We Can't Graph Our Way Out Of The Research On Education Spending
The graph below was recently posted by U.S. Education Department (USED) Secretary Betsy DeVos, as part of her response to the newly released scores on the 2017 National Assessment of Educational Progress (NAEP), administered every two years and often called the “nation’s report card.” It seems to show a massive increase in per-pupil education spending, along with a concurrent flat trend in scores on the fourth grade reading version of NAEP. The intended message is that spending more money won’t improve testing outcomes. Or, in the more common phrasing these days, "we can't spend our way out of this problem."
Some of us call it “The Graph.” Versions of it have been used before. And it’s the kind of graph that doesn’t need to be discredited, because it discredits itself. So, why am I bothering to write about it? The short answer is that I might be unspeakably naïve. But we’ll get back to that in a minute.
First, let’s very quickly run through the graph. In terms of how it presents the data, it is horrible practice. The double y-axes, with spending on the left and NAEP scores on the right, are a textbook example of what you might call motivated scaling (and that's being polite). The NAEP scores plotted range from a minimum of 213 in 2000 to a maximum of 222 in 2017, but the graph inexplicably extends all the way up to 275. In contrast, the spending scale extends from just below the minimum observation ($6,000) to just above the maximum ($12,000). In other words, the graph is deliberately scaled to produce the desired visual effect (increasing spending, flat scores). One could very easily rescale the graph to produce the opposite.

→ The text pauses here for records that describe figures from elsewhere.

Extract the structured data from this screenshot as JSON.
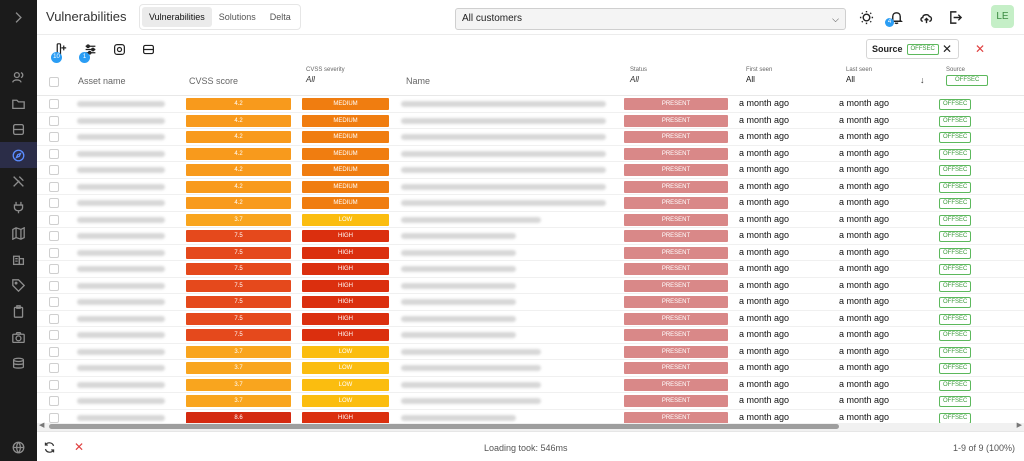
{
  "app": {
    "title": "Vulnerabilities"
  },
  "tabs": [
    {
      "label": "Vulnerabilities",
      "active": true
    },
    {
      "label": "Solutions",
      "active": false
    },
    {
      "label": "Delta",
      "active": false
    }
  ],
  "customer_select": {
    "value": "All customers"
  },
  "header_icons": {
    "theme": "sun-icon",
    "notifications": "bell-icon",
    "notification_count": "4",
    "cloud": "cloud-upload-icon",
    "logout": "logout-icon"
  },
  "user": {
    "initials": "LE"
  },
  "toolbar": {
    "columns_badge": "10",
    "filter_badge": "1",
    "filter_chip": {
      "label": "Source",
      "value": "OFFSEC"
    }
  },
  "columns": {
    "asset_name": "Asset name",
    "cvss_score": "CVSS score",
    "cvss_severity": "CVSS severity",
    "cvss_severity_filter": "All",
    "name": "Name",
    "status": "Status",
    "status_filter": "All",
    "first_seen": "First seen",
    "first_seen_filter": "All",
    "last_seen": "Last seen",
    "last_seen_filter": "All",
    "source": "Source",
    "source_filter": "OFFSEC"
  },
  "rows": [
    {
      "score": "4.2",
      "severity": "MEDIUM",
      "status": "PRESENT",
      "first_seen": "a month ago",
      "last_seen": "a month ago",
      "source": "OFFSEC"
    },
    {
      "score": "4.2",
      "severity": "MEDIUM",
      "status": "PRESENT",
      "first_seen": "a month ago",
      "last_seen": "a month ago",
      "source": "OFFSEC"
    },
    {
      "score": "4.2",
      "severity": "MEDIUM",
      "status": "PRESENT",
      "first_seen": "a month ago",
      "last_seen": "a month ago",
      "source": "OFFSEC"
    },
    {
      "score": "4.2",
      "severity": "MEDIUM",
      "status": "PRESENT",
      "first_seen": "a month ago",
      "last_seen": "a month ago",
      "source": "OFFSEC"
    },
    {
      "score": "4.2",
      "severity": "MEDIUM",
      "status": "PRESENT",
      "first_seen": "a month ago",
      "last_seen": "a month ago",
      "source": "OFFSEC"
    },
    {
      "score": "4.2",
      "severity": "MEDIUM",
      "status": "PRESENT",
      "first_seen": "a month ago",
      "last_seen": "a month ago",
      "source": "OFFSEC"
    },
    {
      "score": "4.2",
      "severity": "MEDIUM",
      "status": "PRESENT",
      "first_seen": "a month ago",
      "last_seen": "a month ago",
      "source": "OFFSEC"
    },
    {
      "score": "3.7",
      "severity": "LOW",
      "status": "PRESENT",
      "first_seen": "a month ago",
      "last_seen": "a month ago",
      "source": "OFFSEC"
    },
    {
      "score": "7.5",
      "severity": "HIGH",
      "status": "PRESENT",
      "first_seen": "a month ago",
      "last_seen": "a month ago",
      "source": "OFFSEC"
    },
    {
      "score": "7.5",
      "severity": "HIGH",
      "status": "PRESENT",
      "first_seen": "a month ago",
      "last_seen": "a month ago",
      "source": "OFFSEC"
    },
    {
      "score": "7.5",
      "severity": "HIGH",
      "status": "PRESENT",
      "first_seen": "a month ago",
      "last_seen": "a month ago",
      "source": "OFFSEC"
    },
    {
      "score": "7.5",
      "severity": "HIGH",
      "status": "PRESENT",
      "first_seen": "a month ago",
      "last_seen": "a month ago",
      "source": "OFFSEC"
    },
    {
      "score": "7.5",
      "severity": "HIGH",
      "status": "PRESENT",
      "first_seen": "a month ago",
      "last_seen": "a month ago",
      "source": "OFFSEC"
    },
    {
      "score": "7.5",
      "severity": "HIGH",
      "status": "PRESENT",
      "first_seen": "a month ago",
      "last_seen": "a month ago",
      "source": "OFFSEC"
    },
    {
      "score": "7.5",
      "severity": "HIGH",
      "status": "PRESENT",
      "first_seen": "a month ago",
      "last_seen": "a month ago",
      "source": "OFFSEC"
    },
    {
      "score": "3.7",
      "severity": "LOW",
      "status": "PRESENT",
      "first_seen": "a month ago",
      "last_seen": "a month ago",
      "source": "OFFSEC"
    },
    {
      "score": "3.7",
      "severity": "LOW",
      "status": "PRESENT",
      "first_seen": "a month ago",
      "last_seen": "a month ago",
      "source": "OFFSEC"
    },
    {
      "score": "3.7",
      "severity": "LOW",
      "status": "PRESENT",
      "first_seen": "a month ago",
      "last_seen": "a month ago",
      "source": "OFFSEC"
    },
    {
      "score": "3.7",
      "severity": "LOW",
      "status": "PRESENT",
      "first_seen": "a month ago",
      "last_seen": "a month ago",
      "source": "OFFSEC"
    },
    {
      "score": "8.6",
      "severity": "HIGH",
      "status": "PRESENT",
      "first_seen": "a month ago",
      "last_seen": "a month ago",
      "source": "OFFSEC"
    }
  ],
  "colors": {
    "medium_score": "#f89a1c",
    "medium_sev": "#f07d10",
    "low_score": "#f9a51e",
    "low_sev": "#fbbd0f",
    "high_score": "#e5491c",
    "high_sev": "#db2f0e",
    "high86_score": "#d42a10",
    "status": "#d98888"
  },
  "footer": {
    "loading": "Loading took: 546ms",
    "pagination": "1-9 of 9 (100%)"
  }
}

The reality is that NAEP scores increased during the time period depicted in the graph. Now, it’s true that reading scores are not dramatically higher than they were in the 1990s. And, in fourth grade reading, which is depicted in the graph, scores have been flat since 2005. But scores are still higher than they were 25 years ago, by meaningful, if not mind-blowing, margins (as a rough rule of thumb, 10 NAEP points can be interpreted as equivalent to a “year of learning,” though "The Graph's" scaling makes it difficult even to ballpark the size of differences).
Moreover, math scores have increased even more quickly over this time. Now, this progress could be quicker, but real improvement in education is slow and sustained, and there has been improvement. It is a little strange that the U.S. Department of Education, which is nominally in charge of the federal government’s role in education, would deliberately try to obscure that positive fact.

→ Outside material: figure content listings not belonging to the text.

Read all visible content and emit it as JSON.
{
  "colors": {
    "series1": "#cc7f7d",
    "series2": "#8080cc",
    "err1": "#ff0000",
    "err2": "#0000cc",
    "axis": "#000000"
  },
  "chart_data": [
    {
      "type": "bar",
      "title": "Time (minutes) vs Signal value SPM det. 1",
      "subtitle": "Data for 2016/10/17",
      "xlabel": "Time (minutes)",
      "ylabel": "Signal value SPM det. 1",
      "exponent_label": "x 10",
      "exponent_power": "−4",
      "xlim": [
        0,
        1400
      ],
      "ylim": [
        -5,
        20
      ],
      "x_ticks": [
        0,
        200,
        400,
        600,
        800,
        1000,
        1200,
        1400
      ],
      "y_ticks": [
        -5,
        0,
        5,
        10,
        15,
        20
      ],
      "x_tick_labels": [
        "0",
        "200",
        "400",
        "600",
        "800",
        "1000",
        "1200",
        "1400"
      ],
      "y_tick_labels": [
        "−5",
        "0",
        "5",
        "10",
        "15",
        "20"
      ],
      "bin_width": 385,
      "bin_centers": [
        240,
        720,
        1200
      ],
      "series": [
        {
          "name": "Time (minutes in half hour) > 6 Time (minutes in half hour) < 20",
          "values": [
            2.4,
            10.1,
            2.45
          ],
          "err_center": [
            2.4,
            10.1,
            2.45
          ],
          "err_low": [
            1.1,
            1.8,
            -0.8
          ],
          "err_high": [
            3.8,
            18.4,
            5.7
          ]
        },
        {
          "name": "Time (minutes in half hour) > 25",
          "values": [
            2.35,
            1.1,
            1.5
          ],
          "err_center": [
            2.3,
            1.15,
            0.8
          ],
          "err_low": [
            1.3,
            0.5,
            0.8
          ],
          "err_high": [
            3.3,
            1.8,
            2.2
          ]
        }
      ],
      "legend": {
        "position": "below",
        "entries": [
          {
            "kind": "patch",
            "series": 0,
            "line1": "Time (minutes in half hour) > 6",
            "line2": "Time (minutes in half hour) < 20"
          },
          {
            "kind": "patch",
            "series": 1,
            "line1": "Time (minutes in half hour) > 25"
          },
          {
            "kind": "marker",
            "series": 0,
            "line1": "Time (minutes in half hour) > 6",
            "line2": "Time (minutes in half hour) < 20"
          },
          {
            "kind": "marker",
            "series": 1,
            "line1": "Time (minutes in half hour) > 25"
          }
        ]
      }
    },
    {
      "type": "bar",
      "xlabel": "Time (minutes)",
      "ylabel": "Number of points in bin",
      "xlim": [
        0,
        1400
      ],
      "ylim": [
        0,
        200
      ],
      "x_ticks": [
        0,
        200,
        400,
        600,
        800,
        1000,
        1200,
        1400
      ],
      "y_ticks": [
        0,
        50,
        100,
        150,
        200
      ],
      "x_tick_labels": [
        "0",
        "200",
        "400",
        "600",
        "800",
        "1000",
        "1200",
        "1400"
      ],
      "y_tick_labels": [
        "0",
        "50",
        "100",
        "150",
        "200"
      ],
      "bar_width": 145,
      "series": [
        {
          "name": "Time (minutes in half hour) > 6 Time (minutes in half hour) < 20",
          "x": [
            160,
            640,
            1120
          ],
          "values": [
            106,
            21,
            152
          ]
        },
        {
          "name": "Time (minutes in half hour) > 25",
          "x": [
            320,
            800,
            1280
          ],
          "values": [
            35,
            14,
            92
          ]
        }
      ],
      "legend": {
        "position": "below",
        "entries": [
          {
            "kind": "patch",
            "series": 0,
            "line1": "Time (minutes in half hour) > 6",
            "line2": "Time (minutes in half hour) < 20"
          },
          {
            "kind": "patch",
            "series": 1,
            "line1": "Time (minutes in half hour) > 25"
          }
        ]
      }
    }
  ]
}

(I would also argue that the fourth grade reading scores are the least appropriate choice of the four “main” NAEP exams because fourth grade scores reflect fewer years of schooling than eighth grade scores and reading skills depend more on out-of-school factors than do math skills.)
But let’s just say the relationship between spending and scores was as depicted – i.e., scores had stayed completely flat since the 1990s and spending had increased dramatically. There is a more serious problem: It is just one big example of sloppy causal inference. I dare say that any high school student could tell you that the coincidence of two trends is not evidence of a causal connection between them. And you needn’t be a school finance scholar to understand that the connection between how and how much states, districts, and schools spend money and how this influences testing outcomes is incredibly complex. Using “The Graph’s” approach, one could prove almost anything.

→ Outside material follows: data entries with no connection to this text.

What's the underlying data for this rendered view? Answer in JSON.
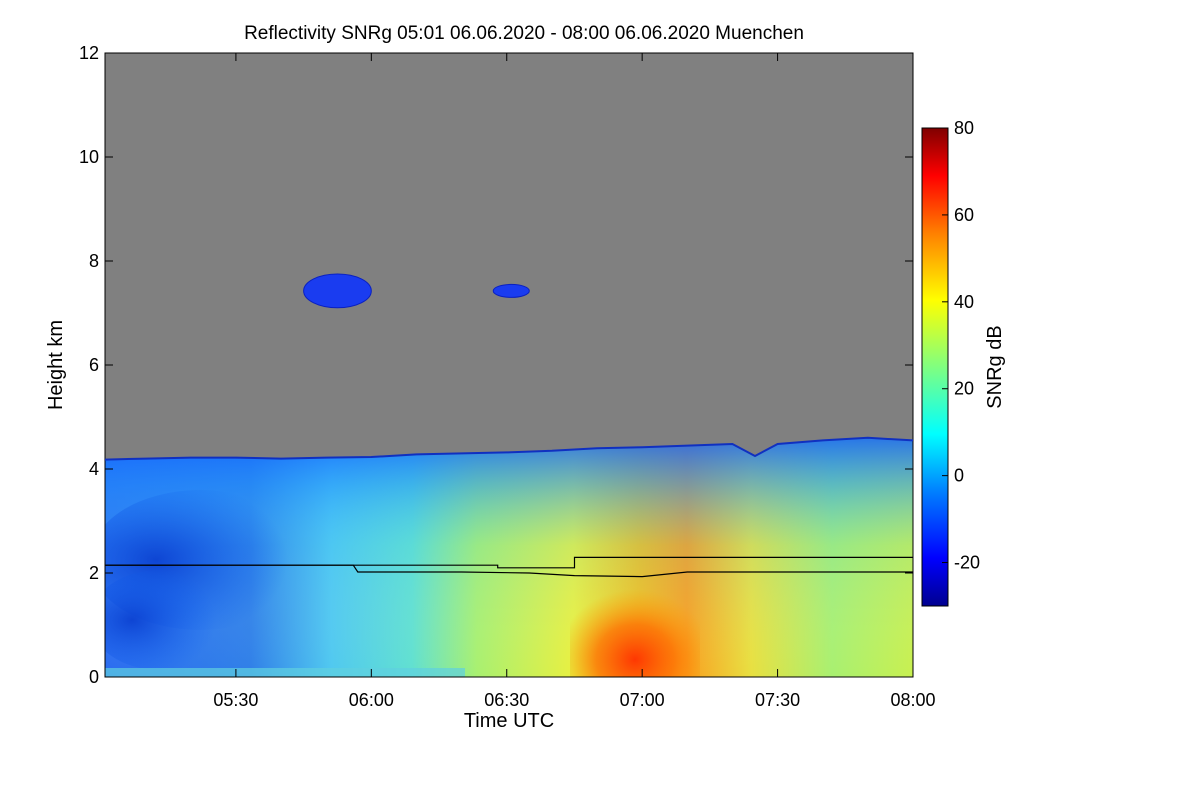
{
  "chart_data": {
    "type": "heatmap",
    "title": "Reflectivity SNRg   05:01 06.06.2020 - 08:00 06.06.2020 Muenchen",
    "xlabel": "Time UTC",
    "ylabel": "Height km",
    "colorbar_label": "SNRg dB",
    "x_range_minutes": [
      301,
      480
    ],
    "x_ticks": [
      {
        "value": 330,
        "label": "05:30"
      },
      {
        "value": 360,
        "label": "06:00"
      },
      {
        "value": 390,
        "label": "06:30"
      },
      {
        "value": 420,
        "label": "07:00"
      },
      {
        "value": 450,
        "label": "07:30"
      },
      {
        "value": 480,
        "label": "08:00"
      }
    ],
    "ylim": [
      0,
      12
    ],
    "y_ticks": [
      0,
      2,
      4,
      6,
      8,
      10,
      12
    ],
    "colorbar_range": [
      -30,
      80
    ],
    "colorbar_ticks": [
      -20,
      0,
      20,
      40,
      60,
      80
    ],
    "no_data_color": "#808080",
    "colormap": [
      "#00008f",
      "#0000ff",
      "#0080ff",
      "#00ffff",
      "#80ff80",
      "#ffff00",
      "#ff8000",
      "#ff0000",
      "#800000"
    ],
    "echo_top_km": [
      [
        301,
        4.18
      ],
      [
        310,
        4.2
      ],
      [
        320,
        4.22
      ],
      [
        330,
        4.22
      ],
      [
        340,
        4.2
      ],
      [
        350,
        4.22
      ],
      [
        360,
        4.23
      ],
      [
        370,
        4.28
      ],
      [
        380,
        4.3
      ],
      [
        390,
        4.32
      ],
      [
        400,
        4.35
      ],
      [
        410,
        4.4
      ],
      [
        420,
        4.42
      ],
      [
        430,
        4.45
      ],
      [
        440,
        4.48
      ],
      [
        445,
        4.25
      ],
      [
        450,
        4.48
      ],
      [
        460,
        4.55
      ],
      [
        470,
        4.6
      ],
      [
        480,
        4.55
      ]
    ],
    "cloud_patches": [
      {
        "t_start": 345,
        "t_end": 360,
        "h_bottom": 7.1,
        "h_top": 7.75,
        "snr_db": -20
      },
      {
        "t_start": 387,
        "t_end": 395,
        "h_bottom": 7.3,
        "h_top": 7.55,
        "snr_db": -20
      }
    ],
    "lines": [
      {
        "points": [
          [
            301,
            2.15
          ],
          [
            388,
            2.15
          ],
          [
            388,
            2.1
          ],
          [
            405,
            2.1
          ],
          [
            405,
            2.3
          ],
          [
            480,
            2.3
          ]
        ]
      },
      {
        "points": [
          [
            301,
            2.15
          ],
          [
            356,
            2.15
          ],
          [
            357,
            2.02
          ],
          [
            380,
            2.02
          ],
          [
            395,
            2.0
          ],
          [
            405,
            1.95
          ],
          [
            420,
            1.93
          ],
          [
            430,
            2.02
          ],
          [
            480,
            2.02
          ]
        ]
      }
    ]
  }
}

Luckily for us, there is decades of good research on how spending affects educational outcomes (see our report by Rutgers professor Bruce Baker, or this very well done article, also responding to “The Graph,” which summarizes research published since our report). The short summary of this literature is that, while there are effective and ineffective ways to spend, money matters, and it matters a lot. The graph above, therefore, is not only evidence of nothing, but the conclusions it is designed to impart are actually the opposite of what the research literature suggests (take a look the first graph in this excellent article by Kirabo Jackson, which uses math scores).
So, let’s return to why I am writing about this. Given the current administration, a lot of my friends and colleagues will no doubt look at this graph and say, “What did you expect?”
Call me crazy, but I, like many people, expect a certain level of intellectual rigor and honesty from an institution such as USED. Yes, I know it’s a department run by political appointees, and this is hardly the first time USED has been a little fast and loose with the evidence. I don’t expect long literature reviews and cautious conclusions that end up not taking a concrete policy stance, or Twitter posts accompanied by tables full of coefficients from statistical models.
I do, however, expect more than “The Graph.” I believe that even USED’s most ideological personnel care about evidence and using it to improve outcomes. And they can do better than this. If you want to make causal arguments about what affects NAEP scores, don’t use evidence that can be discredited by students taking a NAEP exam.